In conclusion, the findings of the current study provide an understanding of the mechanisms of metformin that can induce apoptosis of AGS cells through AMPK/AKT/mTOR signaling (Fig. 9). It is probable complete underlying mechanisms involved and the inhibitory effect of metformin on human gastric adenocarcinoma AGS cells have not been fully elucidated. The present study supports further research on the therapeutic use of metformin in treating human gastric cancer should be performed in the near future.

Funding

This study was supported by the project (grant no. TCRD107-55) from the Hualien Tzu Chi Hospital (Hualien, Taiwan) and in part by the China Medical University Hospital (Taichung, Taiwan; grant no. DMR-107-123).

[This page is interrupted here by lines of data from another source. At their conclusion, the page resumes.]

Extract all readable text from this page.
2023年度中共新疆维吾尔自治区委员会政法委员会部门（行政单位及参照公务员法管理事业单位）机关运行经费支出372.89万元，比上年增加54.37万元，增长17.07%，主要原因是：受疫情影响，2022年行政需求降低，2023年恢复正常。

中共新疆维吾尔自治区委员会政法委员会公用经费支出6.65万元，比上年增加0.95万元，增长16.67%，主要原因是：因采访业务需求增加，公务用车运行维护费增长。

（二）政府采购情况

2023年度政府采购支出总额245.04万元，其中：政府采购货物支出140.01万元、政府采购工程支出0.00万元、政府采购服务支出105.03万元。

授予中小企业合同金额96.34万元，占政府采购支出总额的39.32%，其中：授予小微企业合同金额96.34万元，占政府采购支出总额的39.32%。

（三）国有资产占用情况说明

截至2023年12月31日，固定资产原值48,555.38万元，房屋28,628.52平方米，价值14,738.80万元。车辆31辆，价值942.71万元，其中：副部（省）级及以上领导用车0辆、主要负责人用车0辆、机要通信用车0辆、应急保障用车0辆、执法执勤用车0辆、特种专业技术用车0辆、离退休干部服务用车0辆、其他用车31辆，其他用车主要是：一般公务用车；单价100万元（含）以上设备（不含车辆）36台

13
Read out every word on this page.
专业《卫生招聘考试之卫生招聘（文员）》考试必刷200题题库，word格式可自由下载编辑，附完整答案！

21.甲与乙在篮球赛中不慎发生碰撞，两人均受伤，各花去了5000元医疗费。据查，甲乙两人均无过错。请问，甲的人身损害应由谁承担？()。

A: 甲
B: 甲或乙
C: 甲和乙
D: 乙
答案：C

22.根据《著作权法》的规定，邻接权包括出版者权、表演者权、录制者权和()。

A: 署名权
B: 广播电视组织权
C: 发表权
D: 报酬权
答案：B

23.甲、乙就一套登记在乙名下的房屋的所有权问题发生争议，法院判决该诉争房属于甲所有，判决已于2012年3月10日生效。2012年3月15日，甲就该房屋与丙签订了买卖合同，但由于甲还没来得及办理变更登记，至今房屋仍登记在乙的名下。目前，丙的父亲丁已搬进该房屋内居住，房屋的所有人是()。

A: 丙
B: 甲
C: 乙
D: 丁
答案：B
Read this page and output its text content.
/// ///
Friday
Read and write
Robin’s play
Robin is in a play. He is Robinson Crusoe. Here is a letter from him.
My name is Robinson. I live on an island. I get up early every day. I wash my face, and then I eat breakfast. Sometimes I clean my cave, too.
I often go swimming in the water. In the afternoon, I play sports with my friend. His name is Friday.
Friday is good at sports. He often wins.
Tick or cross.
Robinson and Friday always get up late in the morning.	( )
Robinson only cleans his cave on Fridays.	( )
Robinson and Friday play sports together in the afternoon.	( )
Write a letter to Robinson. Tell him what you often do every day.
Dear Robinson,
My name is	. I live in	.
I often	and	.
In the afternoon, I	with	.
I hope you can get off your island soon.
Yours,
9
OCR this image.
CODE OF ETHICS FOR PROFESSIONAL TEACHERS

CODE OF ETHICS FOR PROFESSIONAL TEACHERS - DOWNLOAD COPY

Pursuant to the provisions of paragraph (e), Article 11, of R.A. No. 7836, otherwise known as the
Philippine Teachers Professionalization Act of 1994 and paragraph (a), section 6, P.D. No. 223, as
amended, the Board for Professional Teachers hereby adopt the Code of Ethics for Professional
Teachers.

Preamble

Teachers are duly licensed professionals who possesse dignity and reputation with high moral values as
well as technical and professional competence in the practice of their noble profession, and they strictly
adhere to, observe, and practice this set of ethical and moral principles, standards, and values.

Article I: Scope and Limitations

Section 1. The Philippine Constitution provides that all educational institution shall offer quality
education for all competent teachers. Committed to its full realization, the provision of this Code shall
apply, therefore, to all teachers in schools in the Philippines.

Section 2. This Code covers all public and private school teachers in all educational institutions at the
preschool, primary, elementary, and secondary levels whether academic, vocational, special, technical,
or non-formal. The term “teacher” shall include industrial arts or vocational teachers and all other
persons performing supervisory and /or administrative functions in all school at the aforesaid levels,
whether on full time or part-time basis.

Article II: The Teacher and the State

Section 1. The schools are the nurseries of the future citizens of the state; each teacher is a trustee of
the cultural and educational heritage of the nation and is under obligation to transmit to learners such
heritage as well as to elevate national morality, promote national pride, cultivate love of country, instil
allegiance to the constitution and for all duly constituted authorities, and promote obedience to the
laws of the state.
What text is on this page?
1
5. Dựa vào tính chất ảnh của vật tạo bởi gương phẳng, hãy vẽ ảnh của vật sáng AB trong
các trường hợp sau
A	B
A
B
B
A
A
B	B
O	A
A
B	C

Availability of data and materials

The data sets generated during the study are available from the corresponding author on reasonable request.

Authors’ contributions

CL, JY and HC conceived and designed the experiments. JC, YH and YJ performed the experiments. CL, FT and JY analyzed the data. CL, JY and HC wrote and modified the paper. All authors read and approved the final manuscript.

Ethics approval and consent

Not applicable.

Patient consent for publication

Not applicable.

Competing interests

The authors declare that they have no competing interests.